E le “Finali” (ovvero le ultime quattro gare della stagione, una per ogni specialità, con la presenza solo dei primi 25 classificati per ogni disciplina e dei freschi campioni del mondo junior) stanno per celebrare una campionessa che ha riscritto, in questa stagione, la storia della Coppa del Mondo come mai nessun altro atleta, uomo o donna, aveva fatto in precedenza: Tina Maze (nella foto InfoPhoto). Annata irripetibile: 10 vittorie e 22 podi (record di Hermann Maier eguagliato e non è finita) su 33 gare, prima Coppa del Mondo assoluta vinta con nove gare d’anticipo, coppa di gigante già conquistata, 1 oro (superG), 2 argenti (supercombinata e gigante) ai Mondiali di Schladming, prima atleta dela storia a superare quota 2.000 punti in una stagione, 8 podi su 8 gare tra le porte larghe (altro record, fanno 9 su 9 con il gigante iridato), terza atleta della storia, dopo Petra Kronberger (austriaca) e Janica Kostelic (croata) a vincere almeno una gara in ogni disciplina nella stessa stagione. E poi, il record dei record ancora alla sua portata: può diventare la prima atleta a conquistare tutte le coppe di specialità nella stessa stagione. Il che darebbe l’idea delle vette toccate da questa 29enne slovena nata con un grande talento per il gigante, ma costruitasi passo dopo passo, anno dopo anno, allenamento dopo allenamento, atletico e sugli sci, una carriera da polivalente fino ad arrivare a essere la n.1 al mondo.

Le gare, sia maschili che femminili, cominceranno domani, mercoledì 13 marzo 2013, con le due discese, prima uomini e poi donne. In campo femminile, dove la stessa Tina, da sola, ha ottenuto il n. di podi raggiunto da due nazioni (Austria e USA, ovvero 22) l’interesse è legato proprio al tentativo della slovena di conquistare tutte le coppe di specialità: è saldamente in testa nella graduatoria di superG (ma l’americana Julia Mancuso la può ancora scavalcare), le basta arrivare tra le prime 15 per superare Lindsey Vonn (infortunata e quindi non in gara) in quella di discesa, mentre dovrà lottare fino all’ultimo metro dell’ultimo slalom con l’americana Mikaela Shiffrin per conquistare quella tra i “rapid gates”, senza dimenticare però, che proprio a Lenzerheide, in Svizzera, dove si disputano le Finali, la bella Tina vinse la sua prima gara in slalom, 2 anni fa…

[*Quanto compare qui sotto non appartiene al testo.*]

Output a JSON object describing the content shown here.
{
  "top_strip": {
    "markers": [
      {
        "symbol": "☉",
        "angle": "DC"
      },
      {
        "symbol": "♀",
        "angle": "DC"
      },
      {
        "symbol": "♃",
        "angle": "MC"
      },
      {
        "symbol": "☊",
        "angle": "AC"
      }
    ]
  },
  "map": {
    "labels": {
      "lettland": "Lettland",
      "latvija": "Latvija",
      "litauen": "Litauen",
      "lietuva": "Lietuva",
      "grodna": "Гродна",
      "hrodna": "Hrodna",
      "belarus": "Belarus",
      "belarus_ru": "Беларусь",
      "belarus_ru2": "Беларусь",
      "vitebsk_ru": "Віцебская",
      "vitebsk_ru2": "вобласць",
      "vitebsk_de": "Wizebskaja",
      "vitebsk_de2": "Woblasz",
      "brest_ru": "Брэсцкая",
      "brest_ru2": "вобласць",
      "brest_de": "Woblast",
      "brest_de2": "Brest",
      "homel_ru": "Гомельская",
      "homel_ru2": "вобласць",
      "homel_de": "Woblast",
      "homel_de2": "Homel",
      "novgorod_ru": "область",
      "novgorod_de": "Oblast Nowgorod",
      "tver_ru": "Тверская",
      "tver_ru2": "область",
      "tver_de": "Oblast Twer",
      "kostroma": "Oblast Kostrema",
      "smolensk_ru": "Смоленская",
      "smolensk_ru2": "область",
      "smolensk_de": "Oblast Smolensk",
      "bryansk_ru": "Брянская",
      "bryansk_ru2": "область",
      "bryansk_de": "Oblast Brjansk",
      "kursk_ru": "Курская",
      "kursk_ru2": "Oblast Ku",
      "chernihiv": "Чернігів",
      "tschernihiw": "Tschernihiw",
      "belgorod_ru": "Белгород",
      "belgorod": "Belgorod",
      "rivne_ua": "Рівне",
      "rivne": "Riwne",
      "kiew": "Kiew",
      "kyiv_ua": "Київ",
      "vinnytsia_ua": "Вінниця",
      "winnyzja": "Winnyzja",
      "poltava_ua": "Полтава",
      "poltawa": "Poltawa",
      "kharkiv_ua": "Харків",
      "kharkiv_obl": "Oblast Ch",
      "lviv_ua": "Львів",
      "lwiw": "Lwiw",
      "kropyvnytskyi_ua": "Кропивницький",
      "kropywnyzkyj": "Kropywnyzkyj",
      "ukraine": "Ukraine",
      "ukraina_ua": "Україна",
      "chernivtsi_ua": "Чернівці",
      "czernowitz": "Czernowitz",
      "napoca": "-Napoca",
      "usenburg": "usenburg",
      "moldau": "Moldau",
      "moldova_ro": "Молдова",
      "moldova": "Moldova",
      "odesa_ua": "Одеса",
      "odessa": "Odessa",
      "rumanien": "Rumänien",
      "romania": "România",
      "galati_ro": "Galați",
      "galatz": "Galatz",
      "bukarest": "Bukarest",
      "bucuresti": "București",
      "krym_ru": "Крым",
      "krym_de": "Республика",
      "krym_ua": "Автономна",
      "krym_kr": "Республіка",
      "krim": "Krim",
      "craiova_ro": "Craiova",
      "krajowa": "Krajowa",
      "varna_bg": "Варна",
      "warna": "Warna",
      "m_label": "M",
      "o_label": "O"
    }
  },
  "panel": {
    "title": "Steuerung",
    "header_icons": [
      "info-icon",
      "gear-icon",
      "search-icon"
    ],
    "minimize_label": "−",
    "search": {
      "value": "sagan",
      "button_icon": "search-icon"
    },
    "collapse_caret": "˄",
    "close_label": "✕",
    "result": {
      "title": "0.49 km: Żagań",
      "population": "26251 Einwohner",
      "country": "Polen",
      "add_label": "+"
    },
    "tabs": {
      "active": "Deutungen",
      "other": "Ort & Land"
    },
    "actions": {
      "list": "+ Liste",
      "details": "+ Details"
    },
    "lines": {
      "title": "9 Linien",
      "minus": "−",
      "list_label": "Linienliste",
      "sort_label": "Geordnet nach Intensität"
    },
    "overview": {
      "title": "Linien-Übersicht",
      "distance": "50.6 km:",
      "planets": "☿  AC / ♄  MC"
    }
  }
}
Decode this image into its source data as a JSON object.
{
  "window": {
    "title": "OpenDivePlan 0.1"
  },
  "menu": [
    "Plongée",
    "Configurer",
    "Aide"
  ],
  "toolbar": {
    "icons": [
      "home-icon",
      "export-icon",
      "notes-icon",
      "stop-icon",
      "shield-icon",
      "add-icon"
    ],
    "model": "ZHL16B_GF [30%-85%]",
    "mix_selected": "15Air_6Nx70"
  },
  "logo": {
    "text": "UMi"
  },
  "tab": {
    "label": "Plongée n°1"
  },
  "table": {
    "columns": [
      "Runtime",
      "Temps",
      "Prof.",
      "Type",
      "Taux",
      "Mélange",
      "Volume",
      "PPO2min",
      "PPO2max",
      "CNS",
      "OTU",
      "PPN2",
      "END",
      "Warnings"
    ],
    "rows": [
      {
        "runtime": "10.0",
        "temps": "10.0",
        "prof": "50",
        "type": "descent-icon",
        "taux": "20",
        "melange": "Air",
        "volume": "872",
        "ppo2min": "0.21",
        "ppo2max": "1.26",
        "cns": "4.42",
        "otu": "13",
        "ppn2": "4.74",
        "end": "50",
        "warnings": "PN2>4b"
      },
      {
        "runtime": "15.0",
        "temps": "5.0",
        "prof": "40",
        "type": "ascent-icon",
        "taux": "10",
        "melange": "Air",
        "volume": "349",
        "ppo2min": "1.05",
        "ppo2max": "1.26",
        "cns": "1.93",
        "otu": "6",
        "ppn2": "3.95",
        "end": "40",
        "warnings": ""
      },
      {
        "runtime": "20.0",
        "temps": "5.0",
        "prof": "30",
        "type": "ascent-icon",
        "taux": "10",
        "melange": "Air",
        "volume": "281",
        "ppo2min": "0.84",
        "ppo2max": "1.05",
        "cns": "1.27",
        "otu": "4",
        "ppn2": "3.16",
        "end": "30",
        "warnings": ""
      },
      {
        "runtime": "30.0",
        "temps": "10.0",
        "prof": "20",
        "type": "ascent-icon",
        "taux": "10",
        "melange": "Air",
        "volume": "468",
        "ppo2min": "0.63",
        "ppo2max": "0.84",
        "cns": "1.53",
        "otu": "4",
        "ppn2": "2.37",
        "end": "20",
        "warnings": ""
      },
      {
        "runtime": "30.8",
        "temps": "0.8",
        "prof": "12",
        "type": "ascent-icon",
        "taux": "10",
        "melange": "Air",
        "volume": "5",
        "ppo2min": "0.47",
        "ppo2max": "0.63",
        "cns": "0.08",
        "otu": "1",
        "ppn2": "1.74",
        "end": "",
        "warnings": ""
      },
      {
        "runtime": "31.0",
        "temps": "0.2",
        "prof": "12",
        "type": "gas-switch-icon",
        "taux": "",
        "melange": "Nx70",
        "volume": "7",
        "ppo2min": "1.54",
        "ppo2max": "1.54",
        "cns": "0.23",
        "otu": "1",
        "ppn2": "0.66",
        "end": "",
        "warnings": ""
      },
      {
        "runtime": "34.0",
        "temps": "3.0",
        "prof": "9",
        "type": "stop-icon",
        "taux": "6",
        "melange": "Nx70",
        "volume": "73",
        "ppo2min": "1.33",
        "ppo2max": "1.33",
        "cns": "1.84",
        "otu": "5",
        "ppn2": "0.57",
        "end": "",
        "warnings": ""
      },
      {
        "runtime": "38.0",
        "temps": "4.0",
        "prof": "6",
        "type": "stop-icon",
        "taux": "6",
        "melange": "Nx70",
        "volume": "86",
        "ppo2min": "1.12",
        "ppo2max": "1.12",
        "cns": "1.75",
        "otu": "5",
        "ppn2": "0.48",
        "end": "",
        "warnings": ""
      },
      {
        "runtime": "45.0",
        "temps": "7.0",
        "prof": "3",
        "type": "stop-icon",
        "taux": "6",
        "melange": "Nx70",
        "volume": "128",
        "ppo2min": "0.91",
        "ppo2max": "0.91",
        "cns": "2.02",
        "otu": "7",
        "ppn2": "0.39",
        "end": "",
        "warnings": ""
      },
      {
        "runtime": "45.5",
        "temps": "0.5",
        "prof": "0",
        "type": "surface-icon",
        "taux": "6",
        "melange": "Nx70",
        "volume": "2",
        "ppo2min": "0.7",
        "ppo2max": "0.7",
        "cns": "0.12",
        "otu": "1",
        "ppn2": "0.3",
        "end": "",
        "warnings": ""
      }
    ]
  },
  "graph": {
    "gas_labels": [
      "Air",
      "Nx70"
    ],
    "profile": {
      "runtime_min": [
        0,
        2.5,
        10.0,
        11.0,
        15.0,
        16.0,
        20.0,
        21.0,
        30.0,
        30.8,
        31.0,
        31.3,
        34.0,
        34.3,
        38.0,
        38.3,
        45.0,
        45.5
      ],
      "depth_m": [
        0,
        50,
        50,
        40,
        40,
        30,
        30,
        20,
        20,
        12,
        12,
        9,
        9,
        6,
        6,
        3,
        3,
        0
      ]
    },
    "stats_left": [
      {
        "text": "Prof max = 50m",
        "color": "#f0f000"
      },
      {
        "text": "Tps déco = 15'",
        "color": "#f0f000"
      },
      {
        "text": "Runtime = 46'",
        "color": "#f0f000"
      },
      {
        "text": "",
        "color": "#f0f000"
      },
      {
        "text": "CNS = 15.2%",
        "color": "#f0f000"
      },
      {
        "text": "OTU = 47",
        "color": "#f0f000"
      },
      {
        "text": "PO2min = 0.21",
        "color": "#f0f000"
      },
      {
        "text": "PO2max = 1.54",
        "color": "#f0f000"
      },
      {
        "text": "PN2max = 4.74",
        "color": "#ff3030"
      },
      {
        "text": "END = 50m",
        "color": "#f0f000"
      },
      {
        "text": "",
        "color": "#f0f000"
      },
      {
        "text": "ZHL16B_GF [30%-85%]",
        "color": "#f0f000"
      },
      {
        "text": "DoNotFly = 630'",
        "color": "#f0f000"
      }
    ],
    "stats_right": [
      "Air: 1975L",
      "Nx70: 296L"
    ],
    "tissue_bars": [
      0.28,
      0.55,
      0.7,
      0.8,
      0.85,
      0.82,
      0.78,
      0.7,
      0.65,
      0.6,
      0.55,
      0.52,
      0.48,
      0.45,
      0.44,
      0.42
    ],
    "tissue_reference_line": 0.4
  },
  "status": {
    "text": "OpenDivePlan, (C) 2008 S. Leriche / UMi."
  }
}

In campo maschile, la situazione è ben diversa: l’austriaco Marcel Hirscher, detentore della sfera di cristallo, in testa alla generale, e il norvegese Aksel Lund Svindal, sono separati in classifica da soli 149 punti, a quattro gare dalla fine: due favorevoli a Marcel, due ad Aksel, che parte quindi sfavorito dovendo recuperare, ma che sa esaltarsi nei finali di stagione, visto che per ben due volte, nel 2007 e nel 2009, conquistò la Coppa generale all’ultima gara e per una manciata di punti nei confronti dell’austriaco Benny Raich, in circostanze a volte miracolose (o casuali).

Aperta anche la lotta per la Coppa di discesa, dove gli azzurri Paris e Innerhofer tenteranno un’impresa quasi disperata per superare Kroell e lo stesso Svindal, davanti a loro. Nessun italiano, in quasi 50 anni di storia, ha mai vinto la classifica della libera… La pista di Lenzerheide, però, è tosta, difficile, per cui in realtà tutto può ancora succedere. Giovedì 14 marzo sono previsti i due superG, venerdì 15 il Team Event, sabato 16 e domenica 17 ultime due gare con gigante e slalom.

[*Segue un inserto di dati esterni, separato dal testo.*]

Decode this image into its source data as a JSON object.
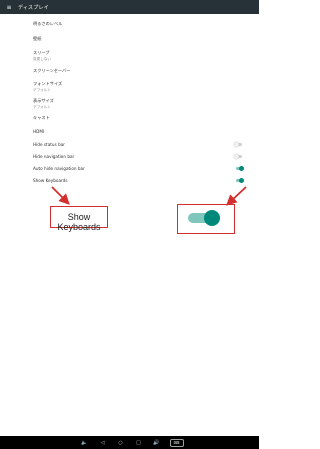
{
  "toolbar": {
    "title": "ディスプレイ",
    "menu_icon": "≡"
  },
  "settings": [
    {
      "label": "明るさのレベル",
      "summary": ""
    },
    {
      "label": "壁紙",
      "summary": ""
    },
    {
      "label": "スリープ",
      "summary": "変更しない"
    },
    {
      "label": "スクリーンセーバー",
      "summary": ""
    },
    {
      "label": "フォントサイズ",
      "summary": "デフォルト"
    },
    {
      "label": "表示サイズ",
      "summary": "デフォルト"
    },
    {
      "label": "キャスト",
      "summary": ""
    },
    {
      "label": "HDMI",
      "summary": ""
    }
  ],
  "toggles": [
    {
      "label": "Hide status bar",
      "state": "off"
    },
    {
      "label": "Hide navigation bar",
      "state": "off"
    },
    {
      "label": "Auto hide navigation bar",
      "state": "on"
    },
    {
      "label": "Show Keyboards",
      "state": "on"
    }
  ],
  "callout": {
    "text": "Show Keyboards",
    "toggle_state": "on"
  },
  "colors": {
    "toolbar": "#263238",
    "accent": "#00897b",
    "annotation": "#d32f2f"
  },
  "navbar": {
    "buttons": [
      {
        "icon": "volume-down-icon",
        "glyph": "🔈"
      },
      {
        "icon": "back-icon",
        "glyph": "◁"
      },
      {
        "icon": "home-icon",
        "glyph": "○"
      },
      {
        "icon": "recents-icon",
        "glyph": "□"
      },
      {
        "icon": "volume-up-icon",
        "glyph": "🔊"
      },
      {
        "icon": "keyboard-icon",
        "glyph": "⌨"
      }
    ]
  }
}
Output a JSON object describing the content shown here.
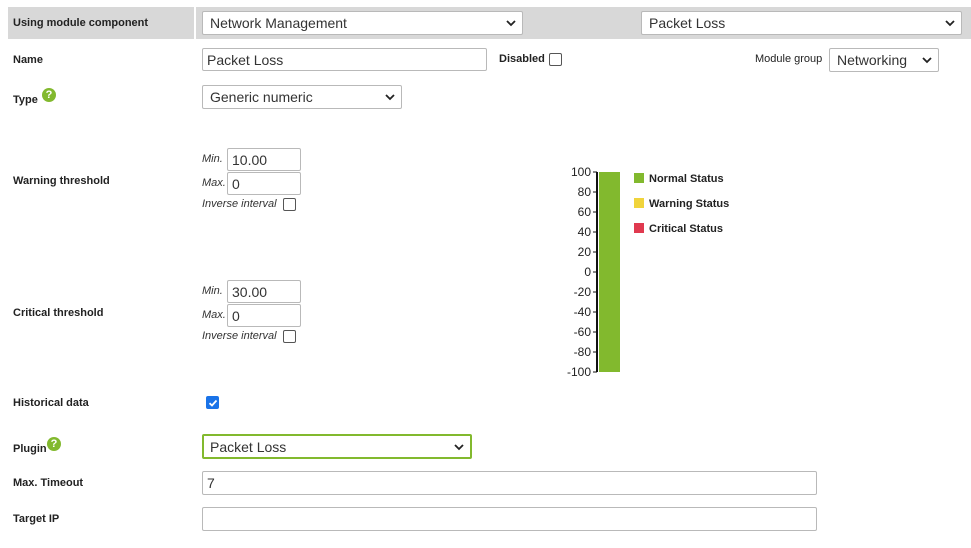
{
  "header": {
    "using_label": "Using module component",
    "component_group": "Network Management",
    "component": "Packet Loss"
  },
  "name": {
    "label": "Name",
    "value": "Packet Loss",
    "disabled_label": "Disabled",
    "disabled_checked": false,
    "module_group_label": "Module group",
    "module_group": "Networking"
  },
  "type": {
    "label": "Type",
    "value": "Generic numeric",
    "help_icon": "help-icon"
  },
  "warning": {
    "label": "Warning threshold",
    "min_label": "Min.",
    "min_value": "10.00",
    "max_label": "Max.",
    "max_value": "0",
    "inverse_label": "Inverse interval",
    "inverse_checked": false
  },
  "critical": {
    "label": "Critical threshold",
    "min_label": "Min.",
    "min_value": "30.00",
    "max_label": "Max.",
    "max_value": "0",
    "inverse_label": "Inverse interval",
    "inverse_checked": false
  },
  "historical": {
    "label": "Historical data",
    "checked": true
  },
  "plugin": {
    "label": "Plugin",
    "value": "Packet Loss",
    "help_icon": "help-icon"
  },
  "timeout": {
    "label": "Max. Timeout",
    "value": "7"
  },
  "target_ip": {
    "label": "Target IP",
    "value": ""
  },
  "colors": {
    "accent": "#82b92e",
    "normal": "#82b92e",
    "warning": "#f0d43c",
    "critical": "#e0394f"
  },
  "chart_data": {
    "type": "bar",
    "ylim": [
      -100,
      100
    ],
    "y_ticks": [
      "100",
      "80",
      "60",
      "40",
      "20",
      "0",
      "-20",
      "-40",
      "-60",
      "-80",
      "-100"
    ],
    "bands": [
      {
        "name": "Normal Status",
        "from": -100,
        "to": 100,
        "color": "#82b92e"
      }
    ],
    "legend": [
      "Normal Status",
      "Warning Status",
      "Critical Status"
    ],
    "legend_colors": [
      "#82b92e",
      "#f0d43c",
      "#e0394f"
    ],
    "legend_position": "right"
  }
}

Venti gli italiani presenti: 14 uomini (Paris, Heel, Fill, Innerhofer, Marsaglia, Klotz, Blardone, Manfred Moelgg, Simoncelli, Deville, Thaler, Gross, Razzoli, Eisath) e 6 donne (Merighetti, Elena Fanchini, Nadia Fanchini, Elena Curtoni, Irene Curtoni, Denise Karbon).

La stagione 2013-2014, che scatterà a fine ottobre, avrà il suo clou a metà febbraio con le Olimpiadi di Sochi, in Russia.